Arun Xavier, Category Director for Logistics and Supply Chain at GEP
Sustainability projects across the supply chain have drawn the attention of executives and consumers in the last year. COVID-19 has had a massive impact on the way organisations as well as everyday people see the world. In crisis, when supply chains are shifting and transforming, procurement has the ability to step up and lead the drive to more sustainable supply chains.
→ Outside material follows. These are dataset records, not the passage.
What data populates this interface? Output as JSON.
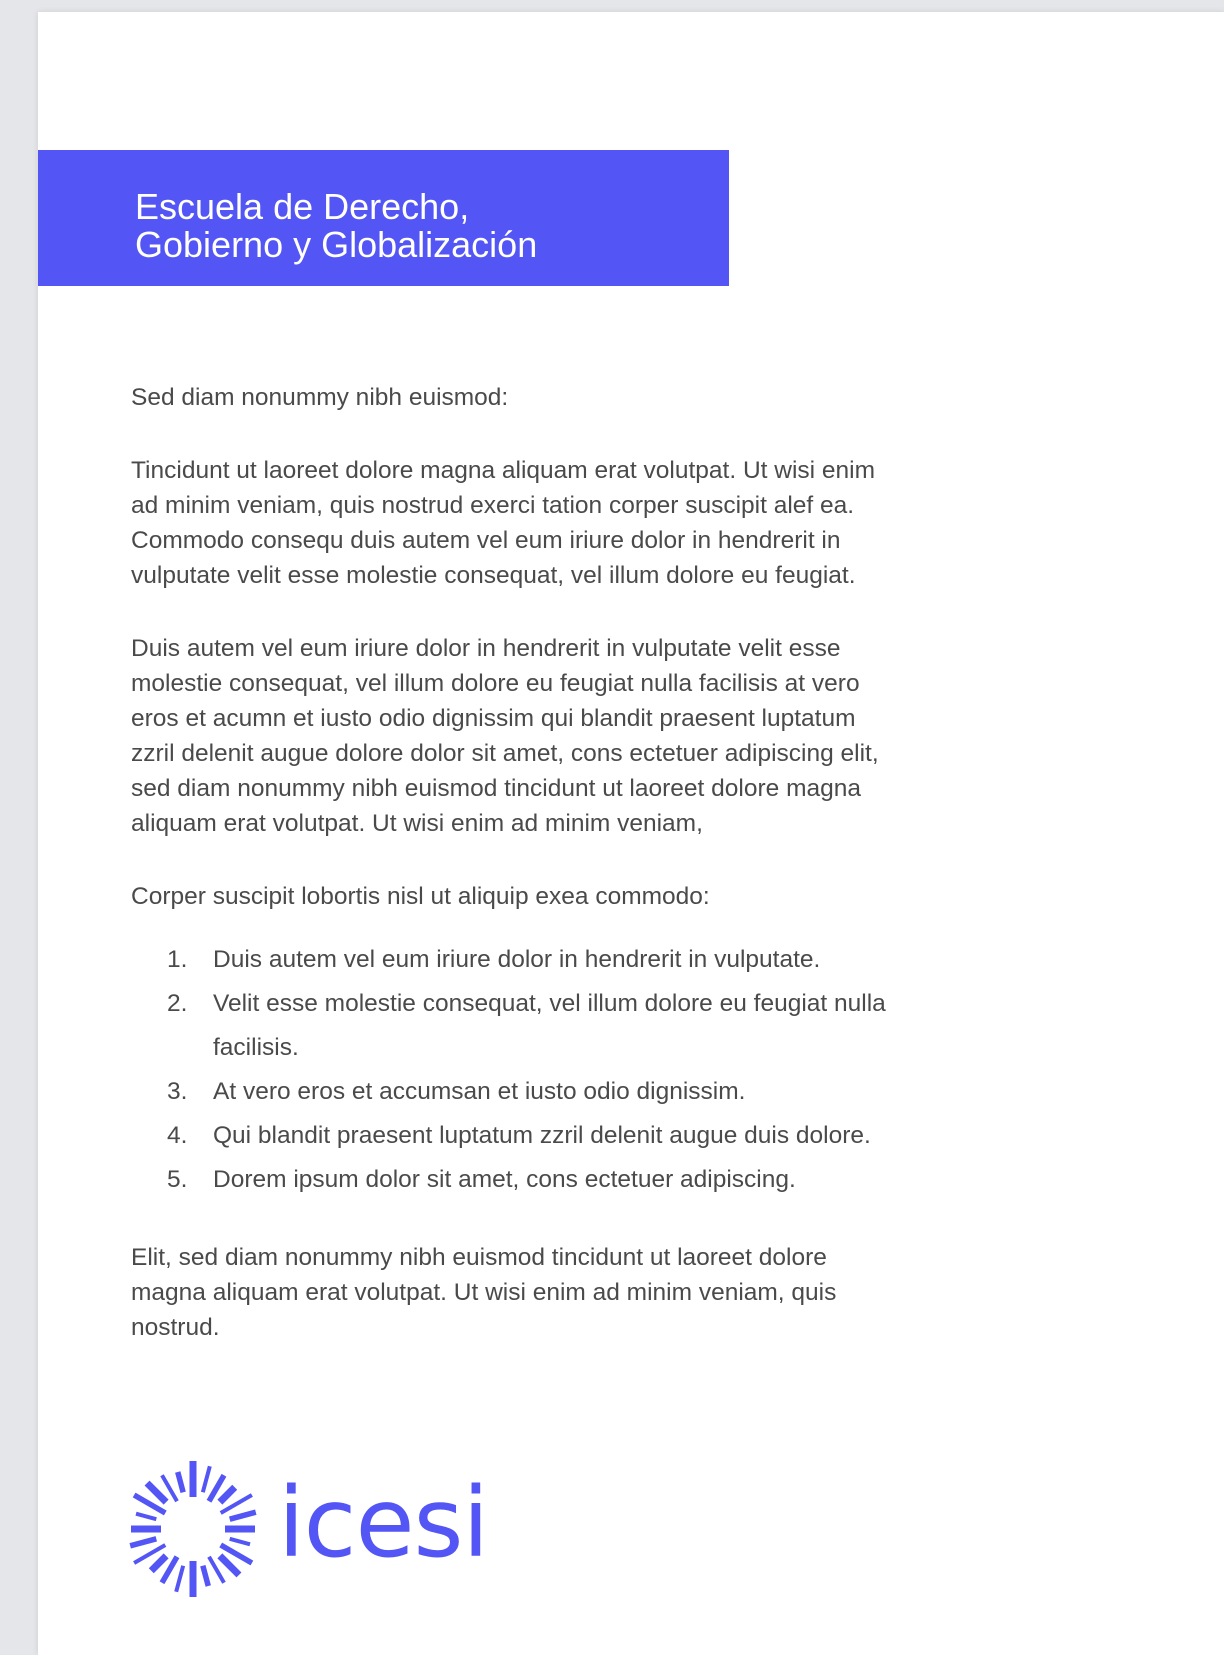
{
  "header": {
    "line1": "Escuela de Derecho,",
    "line2": "Gobierno y Globalización",
    "band_color": "#5356f4"
  },
  "body": {
    "intro": "Sed diam nonummy nibh euismod:",
    "paragraph1": [
      "Tincidunt ut laoreet dolore magna aliquam erat volutpat. Ut wisi enim",
      "ad minim veniam, quis nostrud exerci tation corper suscipit  alef ea.",
      "Commodo consequ duis autem vel eum iriure dolor in hendrerit in",
      "vulputate velit esse molestie consequat, vel illum dolore eu feugiat."
    ],
    "paragraph2": [
      "Duis autem vel eum iriure dolor in hendrerit in vulputate velit esse",
      "molestie consequat, vel illum dolore eu feugiat nulla facilisis at vero",
      "eros et acumn et iusto odio dignissim qui blandit praesent luptatum",
      "zzril delenit augue dolore dolor sit amet, cons ectetuer adipiscing elit,",
      "sed diam nonummy nibh euismod tincidunt ut laoreet dolore magna",
      "aliquam erat volutpat. Ut wisi enim ad minim veniam,"
    ],
    "list_intro": "Corper suscipit lobortis nisl ut aliquip exea commodo:",
    "list_items": [
      {
        "number": "1.",
        "line1": "Duis autem vel eum iriure dolor in hendrerit in vulputate.",
        "line2": ""
      },
      {
        "number": "2.",
        "line1": "Velit esse molestie consequat, vel illum dolore eu feugiat nulla",
        "line2": "facilisis."
      },
      {
        "number": "3.",
        "line1": "At vero eros et accumsan et iusto odio dignissim.",
        "line2": ""
      },
      {
        "number": "4.",
        "line1": "Qui blandit praesent luptatum zzril delenit augue duis dolore.",
        "line2": ""
      },
      {
        "number": "5.",
        "line1": "Dorem ipsum dolor sit amet, cons ectetuer adipiscing.",
        "line2": ""
      }
    ],
    "closing": [
      "Elit, sed diam nonummy nibh euismod tincidunt ut laoreet dolore",
      "magna aliquam erat volutpat. Ut wisi enim ad minim veniam, quis",
      "nostrud."
    ]
  },
  "logo": {
    "wordmark": "icesi",
    "icon": "sunburst-icon",
    "color": "#5356f4"
  }
}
When trying to reach their sustainability goals companies usually look at their products and packaging, specifically if they are recyclable and what materials are they using. Very often, however, the mode of transport takes second place. In addition, the scope within materials handling equipment shouldn’t be forgotten. Last but not least, suppliers’ engagement is vital. ‘Many organisations require their suppliers to be part of sustainable projects,’ says Arun Xavier, Category Director for Logistics and Supply Chain at GEP. As an example he gives How2Recycle program that runs in the U.S. and Canada where companies use clearly marked labelling to help consumers to recycle better and also require their suppliers to adopt this program. Similar programs exist in the EU and the UK too.
Large organisations are faced with the problem of controlling their suppliers and monitoring the quality of the whole network. There are usually two ways to do that. One is by incentifying partners to stick to pre-agreed frameworks. Walmart, for example, actively seeks suppliers who are performing well in terms of sustainability and works with them. For Xavier this method is used most often when the relationship is new and trust is being built. On the other hand, some manufacturers opt to penalize poorly performing suppliers. Both tactics can be used depending on the case.
The biggest challenge at the moment is to modify the whole network and incorporate resilience and agility in operations. GEP has been working with its clients to create energy efficient designs as a part of their projects. It’s possible because in recent years, and especially because of COVID-19, organisations have sought out the procurement department more. Xavier is certain that procurement is responding and leading the transformation successfully.
Typically manufacturers and retailers are those who take the lead when it comes to executing transformations along the supply chain. Xavier also points to the role of governments and regulators who can nudge a change in the industry by adopting a specific policy. For example, many companies have decided to look for sustainable energy sources like solar power because of government incentives. However, Xavier believes governments cannot subsidise everything and organisations need to be responsible for the way they move towards sustainability.
In Europe governments have traditionally been more keen to regulate the market. In the USA it is expected that the new Biden administration will be more proactive on that front too. The new American administration is committed to building more sustainable energy sources and EVs are picking up.
The role of the consumers is also important. As sustainability has become a major topic more and more people are interested in the way brands procure goods. They are creating more pressure on organisations who need to follow stricter rules, even if they are not laws but only social norms. ‘Consumers have started to value cooperation and look at what is the social impact of sourcing strategies,’ says Xavier.